San Diego Union-Tribune
By Chet Barfield
UNION-TRIBUNE STAFF WRITER
August 13, 1998
SAN DIEGO -- After months of hard-fought negotiations and internal dissent, all three San Diego-area gaming tribes have agreements with Gov. Pete Wilson on gambling compacts.
Now the focus shifts to the courthouse and the Legislature in regard to whether those agreements will keep a San Diego judge from shutting down the video slot machines that generate 80 percent of the tribal casinos' revenues.
Losing the machines would prompt the local tribes to lay off hundreds if not thousands of employees. It also would remove their economic ammunition in an ongoing battle over a hotly debated proposition on the November ballot.
Wilson signed compacts yesterday with San Diego's Barona and Sycuan Indian bands. Within days, aides said, he will sign a similar accord reluctantly approved Tuesday night by Viejas tribal members.
Signing with the San Diego tribes -- whose casinos, combined, are the largest and most successful in California -- is a victory for the governor. All 10 tribes that agreed in May to enter negotiations, under threat of federal enforcement, have now accepted versions of the controversial pilot accord Wilson signed in March with the Pala Indian band.
"The San Diego tribes have been important gaming tribes in the state," said Dan Kolkey, the governor's legal counsel and chief negotiator.
"Their decision to enter compacts which legally authorize their gaming operations while providing protections to their customers, employees and neighbors has been an important step forward in the state's efforts to bring tribal gaming into compliance with federal law."
Under the compacts, tribes can keep their video slots running, at current numbers, until they can be replaced with a new device authorized by the state, a lottery-style machine now in prototype form.
But, on the immediate horizon, Barona, Sycuan and Viejas still worry that a San Diego federal judge may move within weeks to remove their machines.
Federal forfeiture suits remain pending before Judge Marilyn Huff, who told attorneys July 30 that she would not consider tribal compacts valid unless they were ratified by state lawmakers.
The Legislature adjourns Aug. 31. Huff scheduled a hearing Sept. 2 and told prosecutors to have forfeiture motions filed by today.
Yesterday, the U.S. Attorney's Office in San Diego filed a five-page brief updating Huff on the compact signings.
Acting U.S. Attorney Charles La Bella and former U.S. Attorney Alan Bersin -- who continues to serve as a special assistant for this one case after moving on to superintendent of San Diego schools -- asked Huff to delay calling for forfeiture motions until after the Legislature adjourns, and to make that Sept. 2 date a status conference to discuss what has happened by then.
Viejas Tribal Chairman Anthony Pico, childing Wilson's lack of flexibility in negotiations, said his tribe accepted the compact under duress.
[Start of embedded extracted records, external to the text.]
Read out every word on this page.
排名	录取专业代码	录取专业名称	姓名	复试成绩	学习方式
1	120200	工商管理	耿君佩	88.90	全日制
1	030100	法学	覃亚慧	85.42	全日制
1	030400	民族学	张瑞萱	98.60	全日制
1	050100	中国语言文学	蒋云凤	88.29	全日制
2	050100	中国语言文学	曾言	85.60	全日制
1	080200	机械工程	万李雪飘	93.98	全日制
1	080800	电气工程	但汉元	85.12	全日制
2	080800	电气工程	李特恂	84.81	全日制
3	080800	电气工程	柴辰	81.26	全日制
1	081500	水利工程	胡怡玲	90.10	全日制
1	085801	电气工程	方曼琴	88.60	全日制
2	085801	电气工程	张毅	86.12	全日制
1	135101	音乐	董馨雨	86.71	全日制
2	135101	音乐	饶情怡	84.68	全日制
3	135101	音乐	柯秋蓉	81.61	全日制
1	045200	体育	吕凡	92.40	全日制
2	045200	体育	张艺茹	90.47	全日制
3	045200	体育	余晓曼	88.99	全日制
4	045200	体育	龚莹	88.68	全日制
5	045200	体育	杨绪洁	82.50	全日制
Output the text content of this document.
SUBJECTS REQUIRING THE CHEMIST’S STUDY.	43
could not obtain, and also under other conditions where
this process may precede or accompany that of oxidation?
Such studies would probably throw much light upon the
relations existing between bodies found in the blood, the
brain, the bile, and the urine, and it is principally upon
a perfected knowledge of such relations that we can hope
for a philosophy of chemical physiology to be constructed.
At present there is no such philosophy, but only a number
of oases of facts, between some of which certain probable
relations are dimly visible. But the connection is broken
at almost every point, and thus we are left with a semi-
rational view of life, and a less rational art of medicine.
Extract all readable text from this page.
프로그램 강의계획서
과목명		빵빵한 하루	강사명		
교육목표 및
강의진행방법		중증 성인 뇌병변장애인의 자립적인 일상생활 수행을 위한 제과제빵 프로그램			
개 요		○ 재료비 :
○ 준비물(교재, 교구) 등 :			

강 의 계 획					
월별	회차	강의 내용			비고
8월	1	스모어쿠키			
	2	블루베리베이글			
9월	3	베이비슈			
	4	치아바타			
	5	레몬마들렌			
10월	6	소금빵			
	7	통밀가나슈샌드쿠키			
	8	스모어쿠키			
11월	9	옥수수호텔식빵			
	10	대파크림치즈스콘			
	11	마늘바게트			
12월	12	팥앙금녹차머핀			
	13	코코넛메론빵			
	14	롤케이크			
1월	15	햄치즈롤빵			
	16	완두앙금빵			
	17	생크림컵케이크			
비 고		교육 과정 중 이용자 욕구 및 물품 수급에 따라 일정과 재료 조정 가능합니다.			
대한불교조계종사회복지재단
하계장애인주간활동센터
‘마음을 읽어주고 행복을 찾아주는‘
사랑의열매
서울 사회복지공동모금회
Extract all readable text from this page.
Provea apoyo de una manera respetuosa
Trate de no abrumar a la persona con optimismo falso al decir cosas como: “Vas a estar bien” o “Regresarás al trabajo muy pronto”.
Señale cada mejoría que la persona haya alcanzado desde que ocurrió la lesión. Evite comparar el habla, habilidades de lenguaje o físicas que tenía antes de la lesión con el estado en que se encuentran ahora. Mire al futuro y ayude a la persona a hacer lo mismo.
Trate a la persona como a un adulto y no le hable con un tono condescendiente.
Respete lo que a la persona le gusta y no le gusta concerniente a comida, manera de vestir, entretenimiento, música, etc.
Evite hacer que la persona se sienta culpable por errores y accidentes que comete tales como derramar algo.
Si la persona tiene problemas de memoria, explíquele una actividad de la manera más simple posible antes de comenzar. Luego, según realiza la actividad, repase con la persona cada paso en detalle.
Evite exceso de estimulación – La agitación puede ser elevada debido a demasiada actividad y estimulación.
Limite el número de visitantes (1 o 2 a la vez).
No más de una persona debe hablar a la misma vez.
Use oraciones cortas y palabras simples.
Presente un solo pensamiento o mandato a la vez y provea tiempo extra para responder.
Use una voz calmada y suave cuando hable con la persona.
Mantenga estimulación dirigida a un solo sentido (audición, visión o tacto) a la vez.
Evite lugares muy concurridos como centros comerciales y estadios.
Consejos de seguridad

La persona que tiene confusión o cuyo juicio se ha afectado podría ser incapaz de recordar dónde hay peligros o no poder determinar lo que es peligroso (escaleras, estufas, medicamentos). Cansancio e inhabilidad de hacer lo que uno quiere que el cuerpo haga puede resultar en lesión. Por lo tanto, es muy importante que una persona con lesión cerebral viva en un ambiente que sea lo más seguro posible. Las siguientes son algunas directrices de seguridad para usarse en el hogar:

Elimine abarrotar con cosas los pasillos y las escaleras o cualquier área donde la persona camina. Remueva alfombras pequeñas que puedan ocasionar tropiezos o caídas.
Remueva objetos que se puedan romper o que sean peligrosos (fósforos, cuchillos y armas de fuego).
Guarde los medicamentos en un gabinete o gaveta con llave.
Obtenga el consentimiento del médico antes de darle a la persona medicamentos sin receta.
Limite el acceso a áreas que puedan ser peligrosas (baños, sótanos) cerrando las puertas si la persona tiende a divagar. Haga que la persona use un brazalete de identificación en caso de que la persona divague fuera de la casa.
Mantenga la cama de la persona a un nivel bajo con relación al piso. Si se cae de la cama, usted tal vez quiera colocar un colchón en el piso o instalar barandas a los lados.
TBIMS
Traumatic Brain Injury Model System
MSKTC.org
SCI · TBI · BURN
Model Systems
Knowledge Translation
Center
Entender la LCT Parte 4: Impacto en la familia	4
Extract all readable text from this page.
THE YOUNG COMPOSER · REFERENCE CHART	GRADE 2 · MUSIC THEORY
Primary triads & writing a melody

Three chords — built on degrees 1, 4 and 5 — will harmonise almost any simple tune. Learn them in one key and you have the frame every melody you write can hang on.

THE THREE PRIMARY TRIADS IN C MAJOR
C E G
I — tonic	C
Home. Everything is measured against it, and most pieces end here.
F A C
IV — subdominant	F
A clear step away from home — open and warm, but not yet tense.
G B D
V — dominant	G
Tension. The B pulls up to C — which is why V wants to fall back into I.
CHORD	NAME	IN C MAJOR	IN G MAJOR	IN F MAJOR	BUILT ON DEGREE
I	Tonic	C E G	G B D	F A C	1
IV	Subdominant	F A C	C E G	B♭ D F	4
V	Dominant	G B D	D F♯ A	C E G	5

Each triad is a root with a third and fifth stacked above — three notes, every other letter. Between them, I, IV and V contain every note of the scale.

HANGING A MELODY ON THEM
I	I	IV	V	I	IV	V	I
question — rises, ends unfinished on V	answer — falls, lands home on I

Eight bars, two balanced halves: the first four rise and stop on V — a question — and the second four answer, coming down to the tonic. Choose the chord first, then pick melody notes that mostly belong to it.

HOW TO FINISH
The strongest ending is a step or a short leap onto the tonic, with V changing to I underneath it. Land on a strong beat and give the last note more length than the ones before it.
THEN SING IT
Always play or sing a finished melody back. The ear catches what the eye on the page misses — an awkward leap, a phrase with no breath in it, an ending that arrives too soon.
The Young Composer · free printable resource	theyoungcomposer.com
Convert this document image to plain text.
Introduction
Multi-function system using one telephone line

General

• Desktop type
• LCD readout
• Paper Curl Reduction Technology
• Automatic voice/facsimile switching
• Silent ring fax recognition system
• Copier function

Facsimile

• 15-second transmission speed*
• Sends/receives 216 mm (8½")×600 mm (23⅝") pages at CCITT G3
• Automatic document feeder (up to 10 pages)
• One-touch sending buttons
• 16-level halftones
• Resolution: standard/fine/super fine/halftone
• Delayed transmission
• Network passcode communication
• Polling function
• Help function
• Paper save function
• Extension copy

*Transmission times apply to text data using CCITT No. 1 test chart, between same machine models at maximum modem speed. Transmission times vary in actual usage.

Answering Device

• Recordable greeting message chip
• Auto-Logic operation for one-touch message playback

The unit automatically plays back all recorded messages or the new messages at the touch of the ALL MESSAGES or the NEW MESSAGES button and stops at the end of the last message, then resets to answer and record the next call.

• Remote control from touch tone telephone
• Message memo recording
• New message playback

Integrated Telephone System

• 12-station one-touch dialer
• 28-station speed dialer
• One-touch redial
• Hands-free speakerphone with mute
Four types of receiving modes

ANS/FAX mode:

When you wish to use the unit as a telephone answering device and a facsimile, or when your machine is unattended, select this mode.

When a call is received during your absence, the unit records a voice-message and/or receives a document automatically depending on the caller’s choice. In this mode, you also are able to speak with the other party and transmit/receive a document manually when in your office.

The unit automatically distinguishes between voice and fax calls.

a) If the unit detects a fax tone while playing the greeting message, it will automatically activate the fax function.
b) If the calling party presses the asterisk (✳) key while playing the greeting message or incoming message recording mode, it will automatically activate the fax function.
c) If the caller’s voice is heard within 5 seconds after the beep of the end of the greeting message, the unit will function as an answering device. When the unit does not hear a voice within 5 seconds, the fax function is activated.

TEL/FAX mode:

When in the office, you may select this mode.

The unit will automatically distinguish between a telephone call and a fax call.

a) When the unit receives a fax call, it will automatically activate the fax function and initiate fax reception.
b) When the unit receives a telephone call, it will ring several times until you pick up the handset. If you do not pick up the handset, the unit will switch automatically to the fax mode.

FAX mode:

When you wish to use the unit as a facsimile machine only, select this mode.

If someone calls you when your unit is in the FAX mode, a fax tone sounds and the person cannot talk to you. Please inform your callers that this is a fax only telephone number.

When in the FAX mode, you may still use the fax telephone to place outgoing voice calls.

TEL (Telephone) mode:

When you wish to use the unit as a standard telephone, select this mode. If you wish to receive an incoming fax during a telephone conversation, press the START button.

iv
"We were resigned to the fact that there was no other option for us," Pico said. "We're just hoping this will keep us out of the courtroom."
Pico said Viejas will fight ratification of the Pala compact and its spinoff versions -- including Viejas' own -- in the Legislature.
Barona Tribal Chairman Clifford LaChappa said his tribe wants its accord approved.
"We feel that the compact we have signed today represents the good-faith negotiations on both sides of the table," LaChappa said in a prepared statement.
"The next step in the process is the ratification of the compact by the state Senate and the state Assembly. We hope that both of those milestones can be accomplished in the very near future."
Sycuan attorney George Forman said his client tribe, which helped defeat an Assembly committee's approval of the Pala compact in June, is now assessing which legislative tack to pursue in light of Huff's edict. Forman said it would depend on the language of whatever bill might be introduced.
For now, Forman said, Sycuan had no choice but to sign the only deal on the table.
"The tribe has always regarded the options that the Justice Department forced upon it as, to say the least, unpalatable," he said. "The tribe has chosen the option that enables the tribe to survive this latest crisis."
All three tribes, along with dozens of others in the state, are vigorously supporting Proposition 5, the ballot initiative that would legalize the tribal video slot machines now in play.
Compacts signed now would be superseded by the initiative if it passed and survived anticipated court challenges.